We had the gene therapy center and so I could go down there, and their machine is validated and they have a quality manager. And now I have to develop the assay because we don't have the machine and the assay need’s troubleshooting and I have to be the one to say, “this is safe.”

So what aspect can we get good at that fits this environment? This lab has a lot going for it on the preclinical animal model and delivery side—getting the phage to the place—that's one of the factors on the table of failed trials. Knowing things like “can breathe it in if the target’s in the lungs, can put it on the burn wound if it’s on your skin, can do IV to get anywhere else”, but there’s some data coming through that the circulatory system gets rid of stuff, so there’s better ways if you can find them.

One of the things this lab is doing is hydrogels. They work with a group that’s engineering new slow release gels—they stick to the phages and then release them over the course of a week, so it’s as if you were dosing 10^9 phages daily.

Ross:
This is for injected, you said?

Jessica Sacher:
This is for topical but you can inject it under the skin, and it could be injected other ways, but not in the blood stream. locally, in a sense. But the important thing is that it lets you not treat as often for the same effect.
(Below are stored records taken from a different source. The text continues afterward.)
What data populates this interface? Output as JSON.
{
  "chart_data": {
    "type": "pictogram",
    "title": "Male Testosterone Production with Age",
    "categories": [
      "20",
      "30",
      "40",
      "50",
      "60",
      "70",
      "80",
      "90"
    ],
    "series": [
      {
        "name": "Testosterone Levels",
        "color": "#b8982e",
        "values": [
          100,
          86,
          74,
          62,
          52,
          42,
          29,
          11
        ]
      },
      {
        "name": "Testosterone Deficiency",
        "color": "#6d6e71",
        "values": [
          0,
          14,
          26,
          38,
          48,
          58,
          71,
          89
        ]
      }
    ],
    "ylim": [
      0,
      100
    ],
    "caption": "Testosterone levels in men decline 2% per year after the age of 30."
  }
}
We might try to position ourselves as a center for phage deliver—we have the animal models all set up, which very few labs have, so maybe we do that instead of me being like “I’m making phages for each individual patient” and taking one step more zoomed out.

Ross:
So what’s the next bottleneck? What’s the next step trials fail at?

Jessica Sacher:
Yeah, its almost like I'm re-updating my OS—first 5 years it was about convincing doctors, then it was producing phages at all, and now that others can make the phages—I’ve blogged all my secrets online—but now its about getting them to the point of making them more predictable for a trial. We’re also writing grants for potential trials, trying to find a version of this story that resonates with whoever we tell it to that lets us make the next little steps forward.

But I’m also looking for the real bottleneck, and maybe it’s understanding clinical trial design. I’m not sure, but I am wondering, “why hasn't this happened yet, why don’t we have this?” It’s not just the phage field that’s doing stuff new, I’m very interested in soaking up all the other fields and how they’re doing things differently—especially CAR-T cell therapy, but also that’s probably the boring version of what’s on the cutting edge now.

Ross:
Yeah. What you hear about is the stuff that’s just now making it to you.

Well, this has been so much fun, and I’m excited to see what you’re doing next, where the field of phage therapy is going next, and how they (or you) pick apart these problems we think are keeping it from helping the people who need it.

Jessica Sacher:
Yes. Thank you, Ross; this was so much fun.